Há poucos dias, o marido de minha secretária foi sequestrado, no começo da noite, na porta de meu escritório em São Paulo, na Vila Madalena. Levaram-no para um "tour", à força e sob ameaça, até o caixa eletrônico de seu banco, para sacar e entregar seu dinheiro.
Há uma variante desse tipo de assalto. Bandidos motorizados batem na traseira do carro da vítima, se possível mulher. Quando esta deixa o carro para conferir os estragos, é agarrada e levada para o "tour", sendo submetida a toda sorte de violência.
De fato, os cartões para sacar dinheiro nos caixas eletrônicos, inventados para aliviar os custos operacionais dos bancos e melhorar o conforto dos depositantes, acabaram se transformando num chamariz para atrair o crime.
Para explicar essa situação fala-se da ineficiência da polícia, do agravamento do desemprego etc. como causas. E, no máximo, são feitas recomendações à população sobre como se comportar para diminuir o risco. Mas é espantosa a falta de medidas específicas que envolvam os bancos, que ficam, nessa história, como Pilatos no credo.
Há pelo menos duas medidas práticas nessa direção. Uma, imediata, seria suspender os saques de dinheiro entre as 18h e as 12h do dia seguinte. É evidente que se torna mais difícil assaltar entre 12h e 18h.
Segunda medida: os horários de saques somente seriam liberados para os bancos que instalassem seus caixas eletrônicos dentro de edifícios. Aliás, não há razão alguma para os caixas ocuparem espaços públicos, nas ruas e nas praças, que, além do estorvo, aumentam a insegurança.
Sendo os caixas eletrônicos encravados no andar térreo de edifícios, com portas especiais para as ruas, se o usuário for sequestrado e entrar só na cabine, poderia trancar-se no recinto e acionar um sistema de alarmes. Se entrar acompanhado dos assaltantes, câmeras de TV gravariam e transmitiriam a cena, circunstância que qualquer criminoso prefere evitar.
É indiscutível que o novo sistema aumentaria os custos operacionais e diminuiria o conforto oferecido pelos caixas eletrônicos. Mas a relação marginal benefício social-custo privado seria alta demais para que deixássemos de adotá-lo.
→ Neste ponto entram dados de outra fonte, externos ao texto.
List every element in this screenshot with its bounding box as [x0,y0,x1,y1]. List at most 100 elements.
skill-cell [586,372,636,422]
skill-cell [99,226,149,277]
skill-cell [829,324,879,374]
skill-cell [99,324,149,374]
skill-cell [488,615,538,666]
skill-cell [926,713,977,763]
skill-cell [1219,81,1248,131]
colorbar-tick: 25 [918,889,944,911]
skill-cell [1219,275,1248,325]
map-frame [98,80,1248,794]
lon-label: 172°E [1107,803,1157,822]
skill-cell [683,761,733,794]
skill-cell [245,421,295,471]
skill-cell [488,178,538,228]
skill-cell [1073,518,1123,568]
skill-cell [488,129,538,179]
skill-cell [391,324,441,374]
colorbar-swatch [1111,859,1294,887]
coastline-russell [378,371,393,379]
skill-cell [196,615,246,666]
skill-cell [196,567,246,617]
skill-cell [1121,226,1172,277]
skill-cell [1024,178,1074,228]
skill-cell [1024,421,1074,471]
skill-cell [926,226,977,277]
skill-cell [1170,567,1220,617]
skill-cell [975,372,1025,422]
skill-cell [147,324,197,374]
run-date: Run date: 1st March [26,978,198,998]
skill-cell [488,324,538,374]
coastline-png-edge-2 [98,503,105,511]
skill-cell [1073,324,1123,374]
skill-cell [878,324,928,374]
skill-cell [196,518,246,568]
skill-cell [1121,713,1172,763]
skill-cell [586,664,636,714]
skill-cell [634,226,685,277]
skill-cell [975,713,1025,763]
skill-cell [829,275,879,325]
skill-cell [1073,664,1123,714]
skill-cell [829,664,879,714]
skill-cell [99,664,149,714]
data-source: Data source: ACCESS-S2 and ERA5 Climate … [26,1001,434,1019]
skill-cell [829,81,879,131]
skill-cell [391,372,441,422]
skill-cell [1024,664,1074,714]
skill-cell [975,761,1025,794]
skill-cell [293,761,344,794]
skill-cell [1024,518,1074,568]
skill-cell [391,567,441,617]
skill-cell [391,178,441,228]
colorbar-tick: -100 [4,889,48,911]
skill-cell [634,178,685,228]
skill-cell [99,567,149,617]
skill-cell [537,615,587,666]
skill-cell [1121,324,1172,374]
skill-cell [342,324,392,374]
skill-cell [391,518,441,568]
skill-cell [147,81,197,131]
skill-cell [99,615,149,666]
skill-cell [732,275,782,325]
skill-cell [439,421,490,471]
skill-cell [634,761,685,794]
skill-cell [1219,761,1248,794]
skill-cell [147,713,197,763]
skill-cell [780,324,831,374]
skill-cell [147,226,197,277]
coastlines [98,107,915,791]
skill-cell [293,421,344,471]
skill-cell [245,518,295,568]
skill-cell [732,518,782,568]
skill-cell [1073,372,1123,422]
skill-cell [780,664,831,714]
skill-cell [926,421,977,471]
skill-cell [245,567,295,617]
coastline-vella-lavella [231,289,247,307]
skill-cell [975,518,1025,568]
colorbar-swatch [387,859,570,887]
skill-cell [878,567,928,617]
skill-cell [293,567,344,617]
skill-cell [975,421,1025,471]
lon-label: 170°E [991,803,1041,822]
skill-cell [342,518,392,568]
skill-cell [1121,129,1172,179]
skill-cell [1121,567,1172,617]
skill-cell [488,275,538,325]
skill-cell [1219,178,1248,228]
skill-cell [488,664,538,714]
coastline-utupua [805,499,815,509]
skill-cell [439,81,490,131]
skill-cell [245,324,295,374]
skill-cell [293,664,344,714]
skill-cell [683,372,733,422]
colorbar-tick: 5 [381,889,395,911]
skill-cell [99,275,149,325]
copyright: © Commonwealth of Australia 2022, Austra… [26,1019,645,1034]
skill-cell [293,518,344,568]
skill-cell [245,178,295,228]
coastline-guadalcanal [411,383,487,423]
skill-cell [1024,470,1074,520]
A contra-argumentação de que a privação dessa possibilidade de assalto levaria os criminosos a inventarem outra é, com o devido respeito, cretina. Em Nova York, por exemplo, encontrou-se uma forma inteligente de diminuir os crimes maiores: punir exemplarmente os delitos menores. Assim, passou-se a impedir grupos de pessoas de saltarem as catracas do metrô sem pagar. Isto reduziu bastante a criminalidade no "sub" da cidade, uma das áreas-problema dessa metrópole. Mas alguém ousaria dizer ao prefeito Giuliani que abandonasse essa idéia porque os crimes se transfeririam do metrô para o Central Park ou para o Bronx?
Aliás, a relação direta entre a tolerância com pequenos delitos e a ocorrência de crimes mais graves ainda não foi percebida entre nós. O pequeno delito funciona para o grande assim como a maconha para a droga: em si não é tão grave, mas é a catapulta para o fato grave.
Em São Paulo, a transgressão ligeira é vista por vezes como sinal de esperteza, até com simpatia, ou no mínimo com benevolente desagrado. Não é o que acontece, por exemplo, com a ação das quadrilhas de pichadores que emporcalham a cidade, aumentam os custos de limpeza e diminuem a auto-estima dos paulistanos?